We didn’t want to scare them but we did want them to appreciate that you can’t just buy every little thing you want. You have to prioritize and look for good deals. (We’ve talked about these concepts before but at 5 and 7 they finally seem to be understanding.)
The kids are not worried about our finances because they’re not eating, or because they don’t have clothes to wear. They are thinking about them because we are not buying them a whole bunch of unnecessary stuff anymore. Concerned by our constant mantra of “It’s not in the budget,” they have started coming up with ways to supplement our income.
As I mentioned in last week’s column, my 5-year-old son has taken to giving me money that he has found. He’s constantly handing me my own change that he found in a bin in the kitchen, lost in the basement and then re-found contributing it to our cause. (I do like that he was willing to share it and wasn’t just building his own private war chest.) He’s also keeping his eyes open in my car and in the backyard.
Walsh’s second plan focuses on a get-rich-quick scheme. (I’m pretty sure I have a future lottery player on my hands.) He says he saw on a commercial that Trix Yogurt is having a contest where you can win $10,000, and he wants us to enter. (I’m not sure what he saw on TV but I cannot find this offer on their web site.). He repeatedly says, “If we could only win the $10,000 we wouldn’t have to be on a budget anymore.”
He demanded we sit down and write a letter to the Trix company to be entered into the sweepstakes. I told him he’d have to write it. After “Dear Trix” he was ready to move on to something else. He told me I could finish the letter.
My 7-year-old Rose is relying on a more traditional avenue of wealth — her grandmother. While on a recent shopping trip with her Mimi, she suggested that Mimi could buy her a shirt she wanted because “she’s not on a budget.”
Mimi tried to explain that she is on a budget saving for retirement. However, Mimi did buy her the shirt.

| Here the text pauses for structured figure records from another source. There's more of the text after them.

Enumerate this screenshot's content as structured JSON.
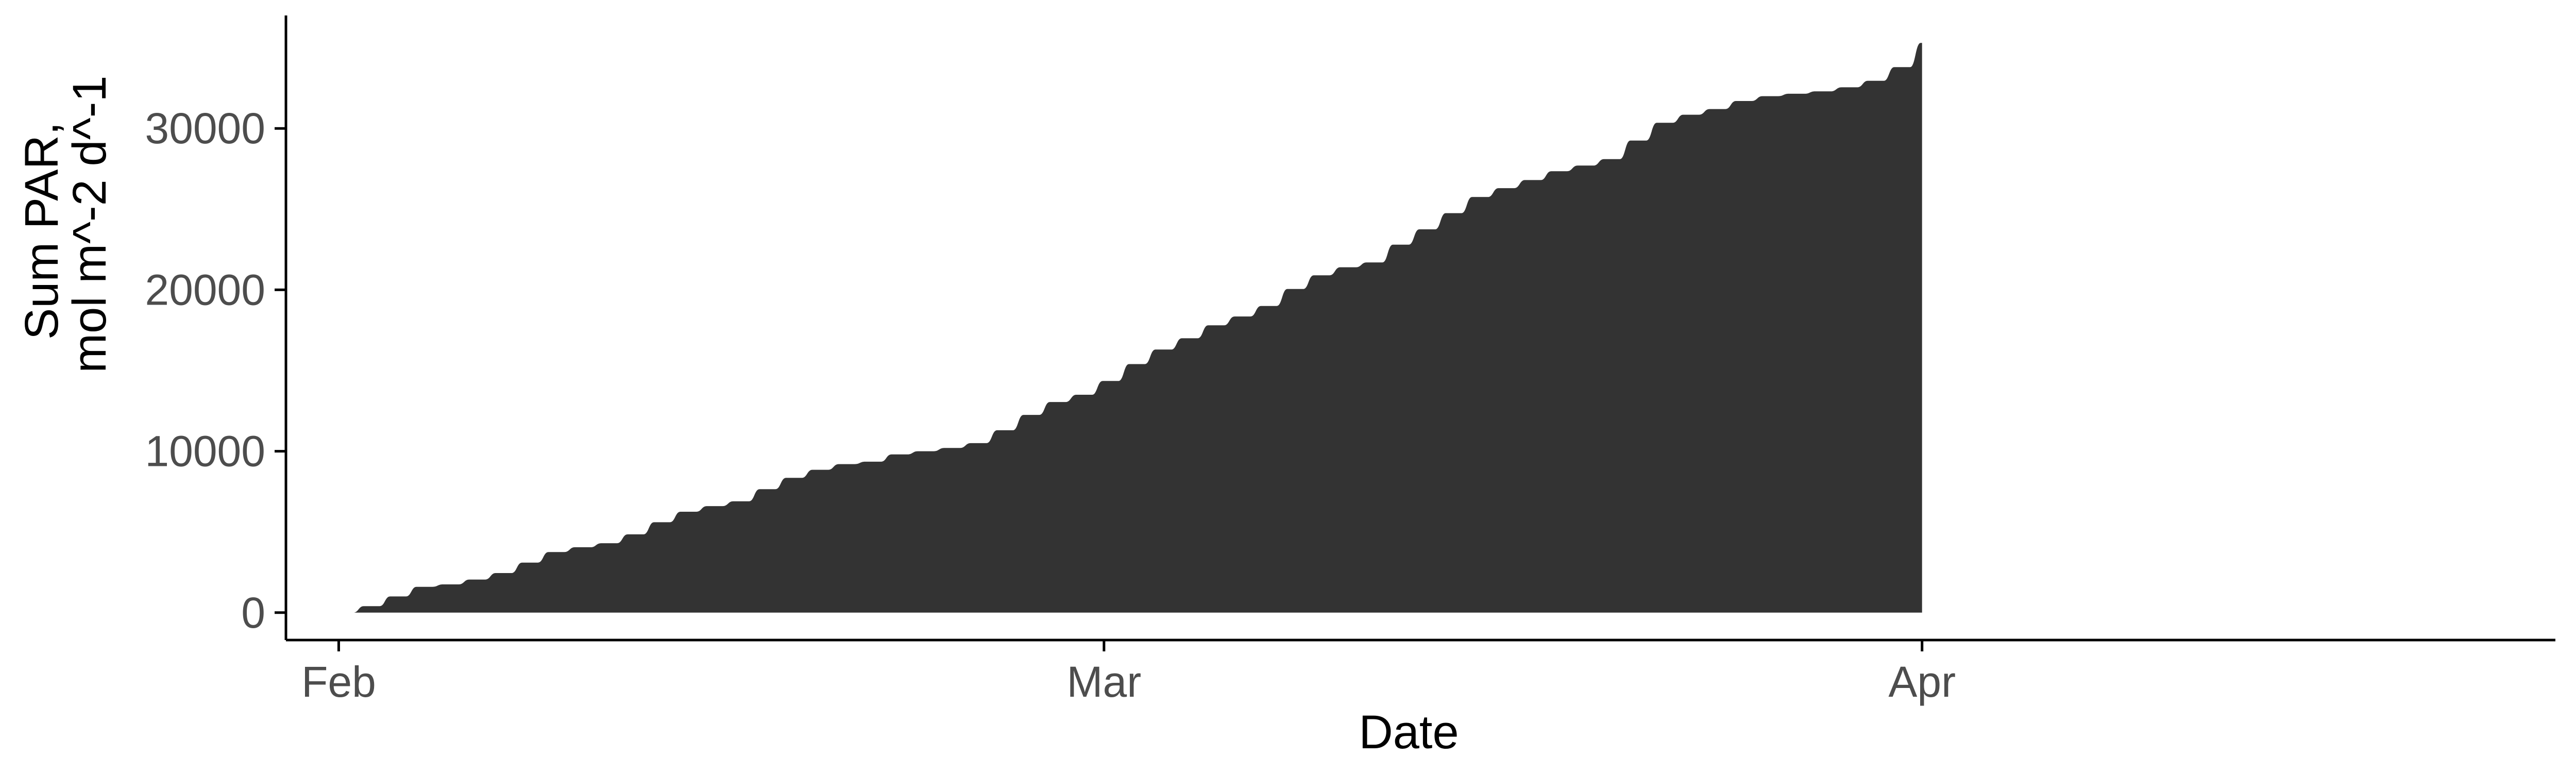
{
  "chart_data": {
    "type": "area",
    "xlabel": "Date",
    "ylabel_lines": [
      "Sum PAR,",
      "mol m^-2 d^-1"
    ],
    "x_tick_labels": [
      {
        "date": "2020-02-01",
        "label": "Feb"
      },
      {
        "date": "2020-03-01",
        "label": "Mar"
      },
      {
        "date": "2020-04-01",
        "label": "Apr"
      }
    ],
    "y_ticks": [
      0,
      10000,
      20000,
      30000
    ],
    "xlim": [
      "2020-01-30",
      "2020-04-25"
    ],
    "ylim": [
      -1700,
      37000
    ],
    "grid": false,
    "legend": "none",
    "fill_color": "#333333",
    "series": [
      {
        "x": [
          "2020-02-01",
          "2020-02-02",
          "2020-02-03",
          "2020-02-04",
          "2020-02-05",
          "2020-02-06",
          "2020-02-07",
          "2020-02-08",
          "2020-02-09",
          "2020-02-10",
          "2020-02-11",
          "2020-02-12",
          "2020-02-13",
          "2020-02-14",
          "2020-02-15",
          "2020-02-16",
          "2020-02-17",
          "2020-02-18",
          "2020-02-19",
          "2020-02-20",
          "2020-02-21",
          "2020-02-22",
          "2020-02-23",
          "2020-02-24",
          "2020-02-25",
          "2020-02-26",
          "2020-02-27",
          "2020-02-28",
          "2020-02-29",
          "2020-03-01",
          "2020-03-02",
          "2020-03-03",
          "2020-03-04",
          "2020-03-05",
          "2020-03-06",
          "2020-03-07",
          "2020-03-08",
          "2020-03-09",
          "2020-03-10",
          "2020-03-11",
          "2020-03-12",
          "2020-03-13",
          "2020-03-14",
          "2020-03-15",
          "2020-03-16",
          "2020-03-17",
          "2020-03-18",
          "2020-03-19",
          "2020-03-20",
          "2020-03-21",
          "2020-03-22",
          "2020-03-23",
          "2020-03-24",
          "2020-03-25",
          "2020-03-26",
          "2020-03-27",
          "2020-03-28",
          "2020-03-29",
          "2020-03-30",
          "2020-03-31",
          "2020-04-01"
        ],
        "y": [
          0,
          400,
          1000,
          1600,
          1750,
          2050,
          2450,
          3100,
          3750,
          4050,
          4300,
          4850,
          5600,
          6250,
          6600,
          6900,
          7650,
          8350,
          8850,
          9200,
          9350,
          9800,
          10000,
          10200,
          10500,
          11300,
          12250,
          13050,
          13500,
          14350,
          15400,
          16300,
          17000,
          17800,
          18350,
          19000,
          20050,
          20900,
          21400,
          21700,
          22800,
          23750,
          24750,
          25750,
          26300,
          26800,
          27350,
          27700,
          28100,
          29250,
          30350,
          30850,
          31200,
          31700,
          32000,
          32150,
          32300,
          32550,
          32950,
          33800,
          35300
        ]
      }
    ]
  }
}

The kids have other money-raising plans that are less dependent on other people and more entrepreneurial. I feel like I’m living with Judy Garland and Mickey Rooney and they’ve got a farm to save. But in our case instead of putting on a big show in the barn, they plan to go door-to-door selling drawings of red and white Pokemon balls.
I’m not sure who the mastermind is behind this plan but I woke up last Sunday morning to their plotting. After which Rose spent several hours drawing these pictures of Pokemon balls and then cutting them out. All 18 of them are sitting on my desk until one of us agrees to take the kids around to the neighbors to sell them.
I’m not sure what the demand is for this product on the open market, but I feel fairly certain there is no competition to worry about.
Despite their pleas we’ll continue to stick to our new family budget — at least until that Trix money pans out or someone buys up all of our one-of-a-kind, hand-drawn pictures of Pokemon balls.